Figure 8 with 1 supplement
TCV TSS pulling simulation with Steered Molecular Dynamics (SMD).
Snapshots from an implicit solvent SMD simulations with a pulling speed of 0.005 Å/ps for the TSS fragment between C5 (labeled as 5´) and A112 (labeled as 3´), inclusively. (A) Initial TSS model with the 5As held by triple base interactions in the major groove of Ψ3. The initial distance between the ends is 66 Å. (B) After 13 ns of SMD simulations (~130 Å extension) the 5A are open and the initial end-to-end stacking between H4a and H4b also opens. (C) After 20 ns (~167 Å extension) H4b pivots to the vertical orientation shown, following opening of Ψ2 at approximately 19 ns time point. (D) After 42 ns (~279.5 Å extension) H4b is fully pulled apart, while H4a and H5 remain fully base-paired and Ψ3 nucleotides maintain a pseudoknot. (E) After 76 ns (~419 Å extension) H4a/Ψ3 holds while H5 is opening gradually with a pronounced pause at the C71-G100 base pair (refer to the text for details). (F) After H5 opens fully around 85 ns of the simulation, the remaining 5´ end of the TSS (H4a/Ψ3) begins to open around the 100 ns point shown (~566 Å of full extension) and is free of any base pairs after reaching the extension of 612 Å after approximately 109 ns (not shown). The 3´ end of the TSS in (F) is truncated (indicated by the three dots) to maintain the same scale in all panels.
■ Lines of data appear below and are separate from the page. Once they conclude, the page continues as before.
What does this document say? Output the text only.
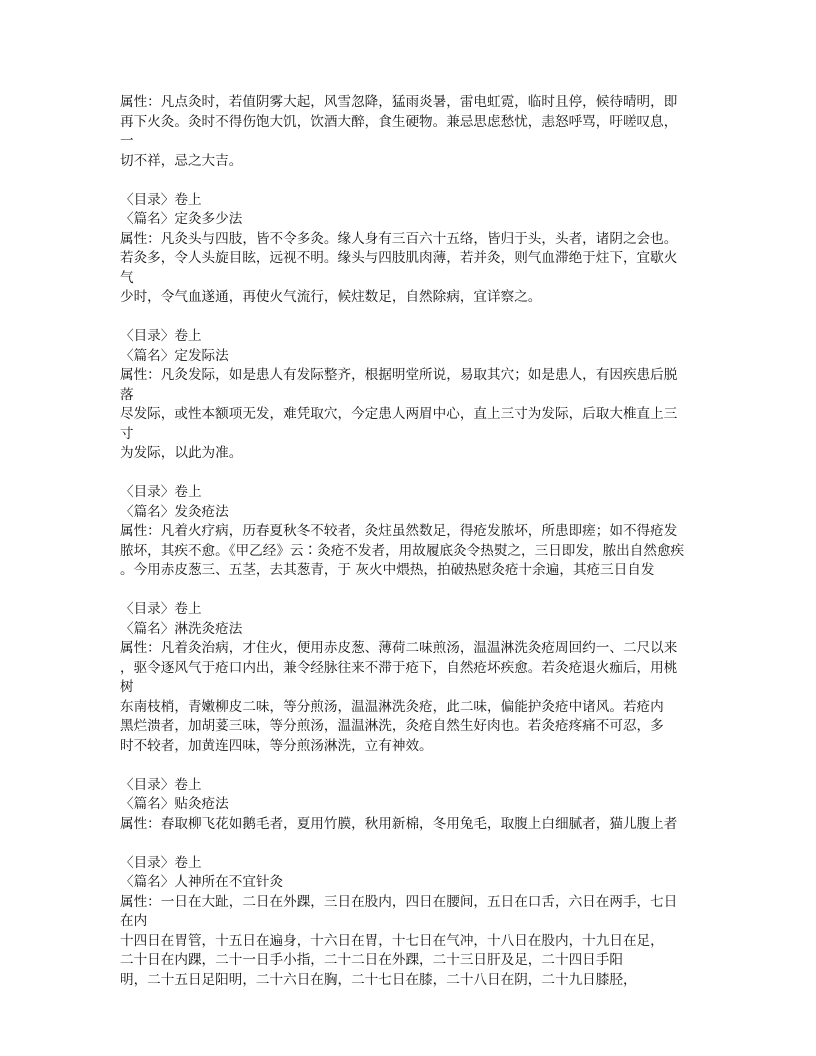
属性：凡点灸时，若值阴雾大起，风雪忽降，猛雨炎暑，雷电虹霓，临时且停，候待晴明，即
再下火灸。灸时不得伤饱大饥，饮酒大醉，食生硬物。兼忌思虑愁忧，恚怒呼骂，吁嗟叹息，
一
切不祥，忌之大吉。
〈目录〉卷上
〈篇名〉定灸多少法
属性：凡灸头与四肢，皆不令多灸。缘人身有三百六十五络，皆归于头，头者，诸阴之会也。
若灸多，令人头旋目眩，远视不明。缘头与四肢肌肉薄，若并灸，则气血滞绝于炷下，宜歇火
气
少时，令气血遂通，再使火气流行，候炷数足，自然除病，宜详察之。
〈目录〉卷上
〈篇名〉定发际法
属性：凡灸发际，如是患人有发际整齐，根据明堂所说，易取其穴；如是患人，有因疾患后脱
落
尽发际，或性本额项无发，难凭取穴，今定患人两眉中心，直上三寸为发际，后取大椎直上三
寸
为发际，以此为准。
〈目录〉卷上
〈篇名〉发灸疮法
属性：凡着火疗病，历春夏秋冬不较者，灸炷虽然数足，得疮发脓坏，所患即瘥；如不得疮发
脓坏，其疾不愈。《甲乙经》云∶灸疮不发者，用故履底灸令热熨之，三日即发，脓出自然愈疾
。今用赤皮葱三、五茎，去其葱青，于 灰火中煨热，拍破热慰灸疮十余遍，其疮三日自发
〈目录〉卷上
〈篇名〉淋洗灸疮法
属性：凡着灸治病，才住火，便用赤皮葱、薄荷二味煎汤，温温淋洗灸疮周回约一、二尺以来
，驱令逐风气于疮口内出，兼令经脉往来不滞于疮下，自然疮坏疾愈。若灸疮退火痂后，用桃
树
东南枝梢，青嫩柳皮二味，等分煎汤，温温淋洗灸疮，此二味，偏能护灸疮中诸风。若疮内
黑烂溃者，加胡荽三味，等分煎汤，温温淋洗，灸疮自然生好肉也。若灸疮疼痛不可忍，多
时不较者，加黄连四味，等分煎汤淋洗，立有神效。
〈目录〉卷上
〈篇名〉贴灸疮法
属性：春取柳飞花如鹅毛者，夏用竹膜，秋用新棉，冬用兔毛，取腹上白细腻者，猫儿腹上者
〈目录〉卷上
〈篇名〉人神所在不宜针灸
属性：一日在大趾，二日在外踝，三日在股内，四日在腰间，五日在口舌，六日在两手，七日
在内
十四日在胃管，十五日在遍身，十六日在胃，十七日在气冲，十八日在股内，十九日在足，
二十日在内踝，二十一日手小指，二十二日在外踝，二十三日肝及足，二十四日手阳
明，二十五日足阳明，二十六日在胸，二十七日在膝，二十八日在阴，二十九日膝胫，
Figure 8—figure supplement 1
TSS simulated unfolding pathway showing the impact of transitional tertiary interactions between H4b and the unfolding chain on the coaxial orientation of H4b relative to the direction of pulling resulting in an altered order of unfolding events.
(A–E) In this simulation H5 opened first, followed by H4a/Ψ3 and H4b/Ψalt. opened last due to increased resistance of the locally knotted 3D conformation. (F) Enlarged alternative pseudoknot/knot conformation showing aligned structure snapshots taken between 55 and 92 ns time points in the SMD run. Overall the structure and its minor variants persisted from ~42 to 104 ns of the SMD trajectory. The resulting tertiary structure is oriented approximately coaxially with the direction of pulling, and even though topologically it is a pseudoknot, the 5’-end of the opening helix H4b is pulled through a loop (as if it was a true knot in 3D) that increases the number of opportunistic interactions. These add to the transient bonds formed by the ‘slipping’ hairpin loop of the horizontally oriented H4b as the whole structure is pulled apart, and offer more resistance to pulling than H4a/Ψ3, which is not ‘knotted’ in this way in 3D. In the absence of a new pseudoknot substituting for Ψ2 interactions with H4b, it is H4a/Ψ3 that offers the most resistance to pulling and opens last.
Videos
Video 1
TCV TSS optical tweezers pulling simulation movie.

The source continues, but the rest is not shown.